Thermal management of metal hydride hydrogen storage using phase change materials for standalone solar hydrogen systems: An energy/exergy investigation

Abstract

This paper reports on an energy/exergy analysis of a standalone solar-hydrogen system with a metal hydride (MH) system thermally managed using a phase change material (PCM). This is a self-contained thermal management arrangement that stores the heat released from the MH unit, when it is being charged and transfers it back to the MH while discharging hydrogen. The first and second laws of thermodynamics were used to develop a mathematical model in MATLAB to simulate this system and quality its performance from the energy and exergy viewpoints.

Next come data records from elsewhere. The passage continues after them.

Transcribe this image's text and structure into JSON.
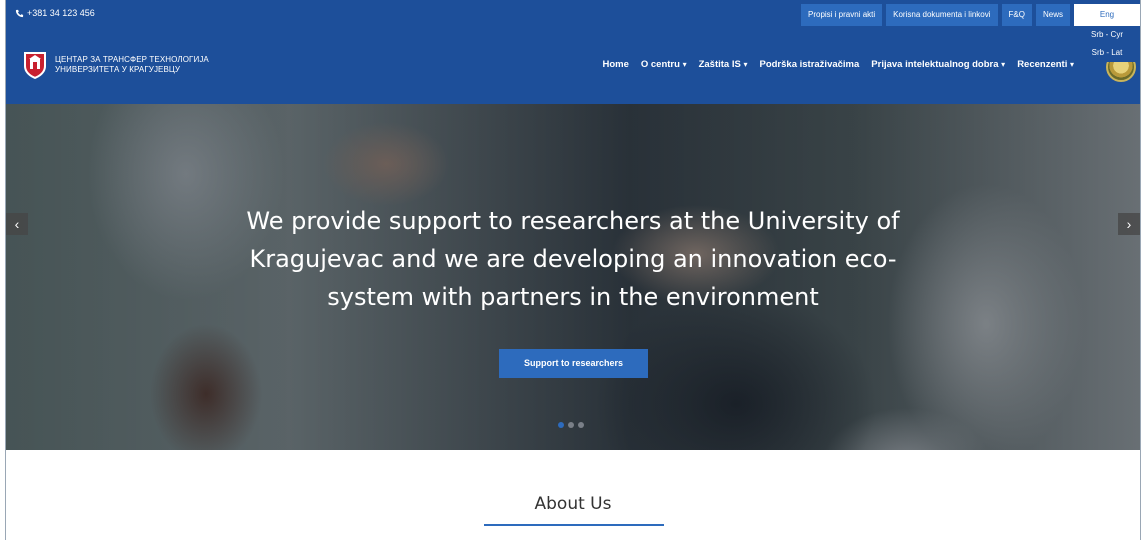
{
  "topbar": {
    "phone": "+381 34 123 456",
    "links": [
      "Propisi i pravni akti",
      "Korisna dokumenta i linkovi",
      "F&Q",
      "News"
    ],
    "language": {
      "current": "Eng",
      "options": [
        "Srb - Cyr",
        "Srb - Lat"
      ]
    }
  },
  "header": {
    "logo_line1": "ЦЕНТАР ЗА ТРАНСФЕР ТЕХНОЛОГИЈА",
    "logo_line2": "УНИВЕРЗИТЕТА У КРАГУЈЕВЦУ",
    "nav": [
      {
        "label": "Home",
        "dropdown": false
      },
      {
        "label": "O centru",
        "dropdown": true
      },
      {
        "label": "Zaštita IS",
        "dropdown": true
      },
      {
        "label": "Podrška istraživačima",
        "dropdown": false
      },
      {
        "label": "Prijava intelektualnog dobra",
        "dropdown": true
      },
      {
        "label": "Recenzenti",
        "dropdown": true
      }
    ]
  },
  "hero": {
    "caption_line1": "We provide support to researchers at the University of",
    "caption_line2": "Kragujevac and we are developing an innovation eco-",
    "caption_line3": "system with partners in the environment",
    "button": "Support to researchers",
    "slide_count": 3,
    "active_slide": 1
  },
  "about": {
    "title": "About Us"
  },
  "colors": {
    "primary": "#1d4f9a",
    "accent": "#2d6bbd"
  }
}
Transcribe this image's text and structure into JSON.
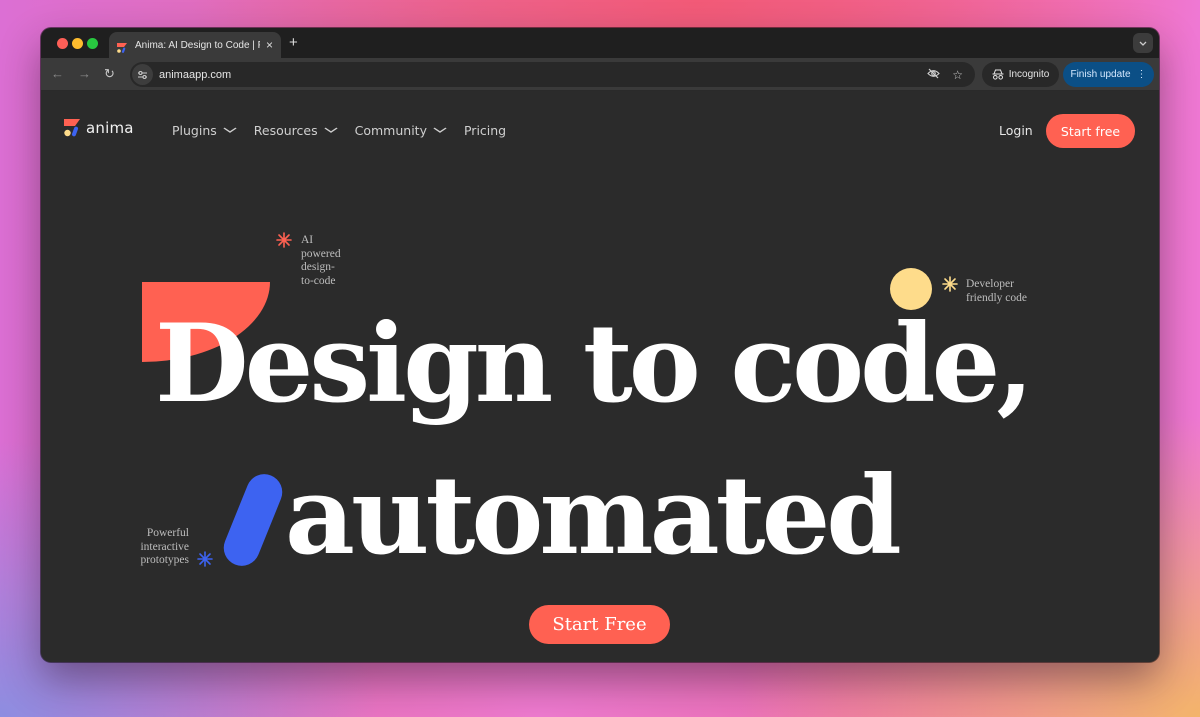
{
  "browser": {
    "tab": {
      "title": "Anima: AI Design to Code | Fig",
      "favicon": "anima-logo-icon",
      "close_icon": "×"
    },
    "new_tab_icon": "+",
    "tab_menu_icon": "⌄",
    "nav": {
      "back_icon": "←",
      "forward_icon": "→",
      "reload_icon": "↻"
    },
    "omnibox": {
      "site_info_icon": "⚙",
      "url": "animaapp.com",
      "eye_off_icon": "◎",
      "star_icon": "☆"
    },
    "incognito": {
      "icon": "⛟",
      "label": "Incognito"
    },
    "finish_update": {
      "label": "Finish update",
      "menu_icon": "⋮"
    }
  },
  "site": {
    "logo_text": "anima",
    "nav_links": [
      {
        "label": "Plugins",
        "has_dropdown": true
      },
      {
        "label": "Resources",
        "has_dropdown": true
      },
      {
        "label": "Community",
        "has_dropdown": true
      },
      {
        "label": "Pricing",
        "has_dropdown": false
      }
    ],
    "chevron_icon": "∨",
    "login_label": "Login",
    "start_free_label": "Start free",
    "colors": {
      "accent_coral": "#ff6152",
      "accent_yellow": "#fedc8b",
      "accent_blue": "#3d63f1",
      "background": "#2b2b2b"
    }
  },
  "hero": {
    "headline_line1": "Design to code,",
    "headline_line2": "automated",
    "annotations": [
      {
        "text": "AI powered design-to-code",
        "lines": [
          "AI",
          "powered",
          "design-",
          "to-code"
        ],
        "spark_icon": "✳"
      },
      {
        "text": "Developer friendly code",
        "lines": [
          "Developer",
          "friendly code"
        ],
        "spark_icon": "✳"
      },
      {
        "text": "Powerful interactive prototypes",
        "lines": [
          "Powerful",
          "interactive",
          "prototypes"
        ],
        "spark_icon": "✳"
      }
    ],
    "cta_label": "Start Free"
  }
}
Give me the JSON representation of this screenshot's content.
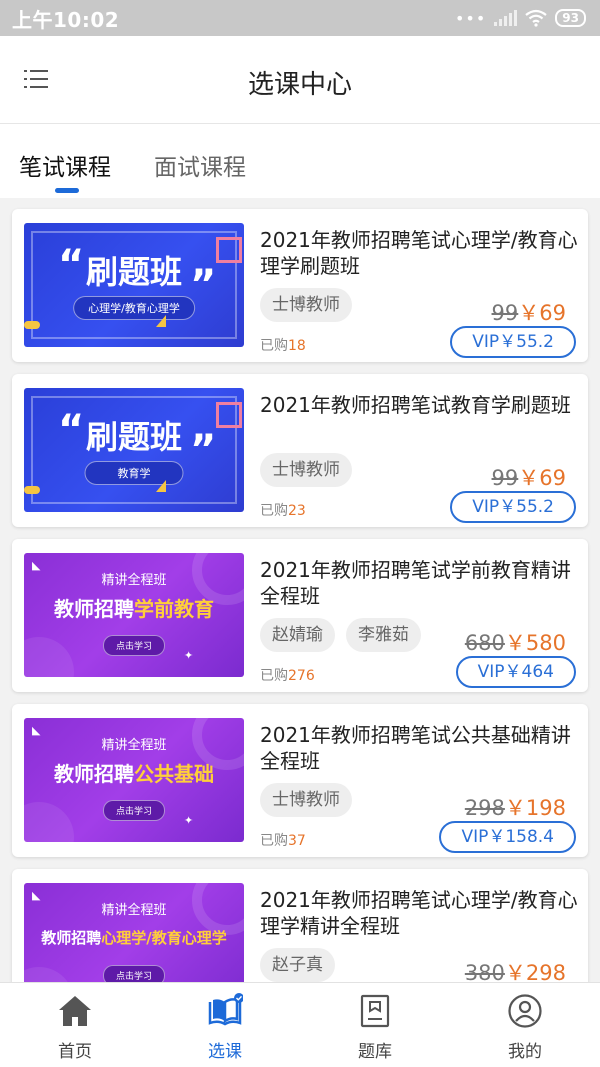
{
  "status_bar": {
    "time": "上午10:02",
    "battery": "93"
  },
  "header": {
    "title": "选课中心"
  },
  "tabs": [
    {
      "label": "笔试课程",
      "active": true
    },
    {
      "label": "面试课程",
      "active": false
    }
  ],
  "courses": [
    {
      "title": "2021年教师招聘笔试心理学/教育心理学刷题班",
      "thumb": {
        "style": "blue",
        "headline": "刷题班",
        "subtitle": "心理学/教育心理学"
      },
      "teachers": [
        "士博教师"
      ],
      "bought_label": "已购",
      "bought_count": "18",
      "old_price": "99",
      "price": "￥69",
      "vip_price": "VIP￥55.2"
    },
    {
      "title": "2021年教师招聘笔试教育学刷题班",
      "thumb": {
        "style": "blue",
        "headline": "刷题班",
        "subtitle": "教育学"
      },
      "teachers": [
        "士博教师"
      ],
      "bought_label": "已购",
      "bought_count": "23",
      "old_price": "99",
      "price": "￥69",
      "vip_price": "VIP￥55.2"
    },
    {
      "title": "2021年教师招聘笔试学前教育精讲全程班",
      "thumb": {
        "style": "purple",
        "top": "精讲全程班",
        "main_white": "教师招聘",
        "main_yellow": "学前教育",
        "button": "点击学习"
      },
      "teachers": [
        "赵婧瑜",
        "李雅茹"
      ],
      "bought_label": "已购",
      "bought_count": "276",
      "old_price": "680",
      "price": "￥580",
      "vip_price": "VIP￥464"
    },
    {
      "title": "2021年教师招聘笔试公共基础精讲全程班",
      "thumb": {
        "style": "purple",
        "top": "精讲全程班",
        "main_white": "教师招聘",
        "main_yellow": "公共基础",
        "button": "点击学习"
      },
      "teachers": [
        "士博教师"
      ],
      "bought_label": "已购",
      "bought_count": "37",
      "old_price": "298",
      "price": "￥198",
      "vip_price": "VIP￥158.4"
    },
    {
      "title": "2021年教师招聘笔试心理学/教育心理学精讲全程班",
      "thumb": {
        "style": "purple",
        "top": "精讲全程班",
        "main_white": "教师招聘",
        "main_yellow": "心理学/教育心理学",
        "button": "点击学习"
      },
      "teachers": [
        "赵子真"
      ],
      "bought_label": "",
      "bought_count": "",
      "old_price": "380",
      "price": "￥298",
      "vip_price": ""
    }
  ],
  "tab_bar": [
    {
      "label": "首页",
      "icon": "home-icon",
      "active": false
    },
    {
      "label": "选课",
      "icon": "book-icon",
      "active": true
    },
    {
      "label": "题库",
      "icon": "question-bank-icon",
      "active": false
    },
    {
      "label": "我的",
      "icon": "profile-icon",
      "active": false
    }
  ],
  "colors": {
    "accent": "#1d6ad8",
    "price": "#e6742b",
    "vip": "#2a6fd6"
  }
}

The model was then applied on a passive standalone house, with ∼3.8 MWh/year electricity demand, located in southeast Australia. The exergy efficiencies of the solar PV, electrolyser, fuel cell and the whole solar hydrogen system were found to be 6.5%, 88%, 50.6%, and 3.74%, respectively. The paper also provides the detailed entropy generation and exergy analysis on the MH hydrogen storage unit together with its PCM-based thermal management arrangement. The results show that the annual entropy generation, exergy destruction and exergy efficiency of the MH hydrogen storage unit were 173 Wh/K, 51.5 kWh, and 98.8%, respectively.